Testing the levels of one or both hormones can help your doctor understand ​​what is happening.

What is a T3 test?

The thyroid gland is found in the neck, just below Adam’s apple. The thyroid creates hormones and controls how your body uses energy and your body’s sensitivity to other hormones.

The thyroid produces a hormone called triiodothyronine, known as T3. It also has a hormone called thyroxine, known as T4. These hormones regulate your body’s temperature, metabolism, and heart rate.

Most of the T3 in your body binds to proteins. The T3 that does not bind to the protein is called free T3 and circulates unbound in your blood. The most common type of T3 test, known as the T3 total test, measures both kinds of T3 in the blood.

By measuring T3 in your blood, your doctor can determine if you have a thyroid problem.

Preparation for a T3 test

You must inform your doctor about all the medications you are currently taking, as some may affect the results of the T3 test.

Some medications that can affect your T3 levels include:

  • Medications related to the thyroid.
  • Steroids
  • Birth control pills or other medicines that contain hormones, such as androgens and estrogens.

Procedure for a T3 test

The T3 test involves drawing blood. The blood will then be tested in a laboratory.

Typically, average results range from 100 to 200 nanograms per deciliter (ng / dL).

A typical result of the T3 test does not necessarily mean that your thyroid is working perfectly. Measuring your T4 and TSH can help your doctor determine if you have a thyroid problem despite the typical result of T3.

What do the abnormal results of the T3 test mean?

Because thyroid functions are complicated, this single test may not give your doctor any definitive answers about what is wrong.

However, abnormal results can help orient them in the right direction. Your doctor may also take a T4 or TSH test to get a clearer picture of your thyroid function.

Abnormally high levels of T3 are expected in pregnant women and people with liver disease. If your T3 test also measured the level of free T3, your doctor may rule out these conditions.
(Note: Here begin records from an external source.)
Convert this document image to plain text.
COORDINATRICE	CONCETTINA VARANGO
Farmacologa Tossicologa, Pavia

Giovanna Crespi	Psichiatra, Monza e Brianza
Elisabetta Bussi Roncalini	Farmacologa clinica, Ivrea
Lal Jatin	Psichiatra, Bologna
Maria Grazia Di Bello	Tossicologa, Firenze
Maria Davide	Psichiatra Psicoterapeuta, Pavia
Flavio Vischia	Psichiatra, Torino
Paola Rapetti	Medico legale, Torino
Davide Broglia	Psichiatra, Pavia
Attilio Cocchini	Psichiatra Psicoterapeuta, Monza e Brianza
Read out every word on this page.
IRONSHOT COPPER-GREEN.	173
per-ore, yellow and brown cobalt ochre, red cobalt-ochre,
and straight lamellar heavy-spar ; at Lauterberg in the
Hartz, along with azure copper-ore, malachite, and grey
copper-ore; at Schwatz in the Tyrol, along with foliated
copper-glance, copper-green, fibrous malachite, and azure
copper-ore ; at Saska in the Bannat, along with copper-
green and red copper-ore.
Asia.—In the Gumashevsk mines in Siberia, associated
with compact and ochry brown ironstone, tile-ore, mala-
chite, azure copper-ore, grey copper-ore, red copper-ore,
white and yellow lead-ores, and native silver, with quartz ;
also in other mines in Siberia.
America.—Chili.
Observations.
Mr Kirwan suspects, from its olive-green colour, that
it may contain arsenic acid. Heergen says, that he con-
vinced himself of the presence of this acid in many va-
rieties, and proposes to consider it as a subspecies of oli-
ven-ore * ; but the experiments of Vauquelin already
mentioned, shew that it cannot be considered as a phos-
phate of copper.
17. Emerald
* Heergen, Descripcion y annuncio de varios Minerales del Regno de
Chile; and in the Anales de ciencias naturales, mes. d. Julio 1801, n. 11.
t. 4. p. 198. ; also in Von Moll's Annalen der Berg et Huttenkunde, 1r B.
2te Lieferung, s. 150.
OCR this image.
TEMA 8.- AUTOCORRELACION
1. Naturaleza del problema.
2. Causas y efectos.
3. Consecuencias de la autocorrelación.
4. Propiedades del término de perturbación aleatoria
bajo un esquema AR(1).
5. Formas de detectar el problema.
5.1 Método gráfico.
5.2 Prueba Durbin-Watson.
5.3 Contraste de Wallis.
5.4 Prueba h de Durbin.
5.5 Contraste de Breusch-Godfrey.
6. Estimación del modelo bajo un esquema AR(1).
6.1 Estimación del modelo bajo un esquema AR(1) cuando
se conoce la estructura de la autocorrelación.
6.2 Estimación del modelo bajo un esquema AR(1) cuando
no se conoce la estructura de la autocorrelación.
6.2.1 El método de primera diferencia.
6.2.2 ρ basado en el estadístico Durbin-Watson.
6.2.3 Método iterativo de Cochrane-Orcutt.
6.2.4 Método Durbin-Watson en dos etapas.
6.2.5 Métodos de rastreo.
What happens if there are high levels of triiodothyronine?

If you are not pregnant or have liver disease, high levels of T3 may indicate thyroid problems, such as:

High levels of T3 may also indicate high levels of protein in the blood. In rare cases, these elevated levels could indicate thyroid cancer or thyrotoxicosis.

What happens if there are low levels of triiodothyronine?

Abnormally low levels of T3 may indicate hypothyroidism or starvation. It could also suggest that you have a long-term illness since T3 levels decrease when you are sick.

If you are sick enough to be hospitalized, your T3 levels are likely below. This is one of the reasons why doctors do not routinely use the T3 test as a thyroid test. Instead, they often use it together with the T4 and TSH test to understand ​​how the thyroid works.